RAH non si limita a catturare l’istante. Radicandosi nei ricordi, in quella memoria emotiva a lungo termine, resta stabile nel tempo. Le sue domande, un intreccio di intuizioni e provocazioni, guidano chi lo compila a esplorare il legame tra colore ed emozione, scavando nei momenti che hanno lasciato un segno. Non è un’indagine psicologica, ma un invito a riscoprire ciò che ci ha fatto vibrare.
Il suo fondamento poggia su quattro pilastri neuroscientifici: il Paradigma del Cervello Predittivo, che spiega come il cervello anticipi e interpreti il mondo; l’Elaborazione Sensoriale Top-Down, che dà priorità alle esperienze personali nel percepire i colori; il Sistema Motivazionale di Avvicinamento e Allontanamento, che regola le nostre reazioni emotive; e le Associazioni Implicite, quei collegamenti inconsci che un colore può evocare. Insieme, queste teorie trasformano RAH in una bussola per orientarsi nel paesaggio interiore.
Immaginate un giallo. Per qualcuno, è il riflesso di un’estate lontana, un materassino che ondeggia sul mare, la voce di una madre che culla. Per un altro, è un’ombra inquieta, il colore di un’auto che sfreccia in un ricordo traumatico. Questi accesi, questi intrecci tra colore ed emozione, nascono per caso, in momenti che non scegliamo, ma che ci segnano per sempre.

RAH non pretende di dirci chi siamo, né di classificarci come “sani” o “fragili”. Ci offre una palette personale, unica come un’impronta digitale, che può essere reintegrata nel nostro quotidiano (un cuscino, una parete, un quadro) per riaccendere i circuiti neurali legati a esperienze positive. È come sfogliare un album di fotografie invisibili, dove ogni colore è un capitolo della nostra storia.
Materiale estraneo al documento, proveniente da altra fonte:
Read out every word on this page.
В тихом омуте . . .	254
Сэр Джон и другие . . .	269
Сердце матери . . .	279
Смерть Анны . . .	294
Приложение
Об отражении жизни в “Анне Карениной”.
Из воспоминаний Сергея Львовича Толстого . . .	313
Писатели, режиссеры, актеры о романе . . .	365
In un’epoca in cui cerchiamo risposte immediate, spesso preconfezionate, RAH ci spinge a porci una domanda, che ricorda le riflessioni di Proust o le intuizioni di Bachelard: Cosa mi fa sentire vivo? Non è una diagnosi, ma un dialogo con noi stessi. Non è una definizione, ma un invito a coltivare ciò che, in fondo al cuore, sappiamo ci appartiene. E forse, in questo gesto semplice, scegliere un colore, ricordare un momento, c’è un piccolo atto di resistenza: contro la fretta di etichettarci, contro l’urgenza di semplificarci. C’è, invece, la possibilità di abitare, con consapevolezza, il nostro mondo interiore.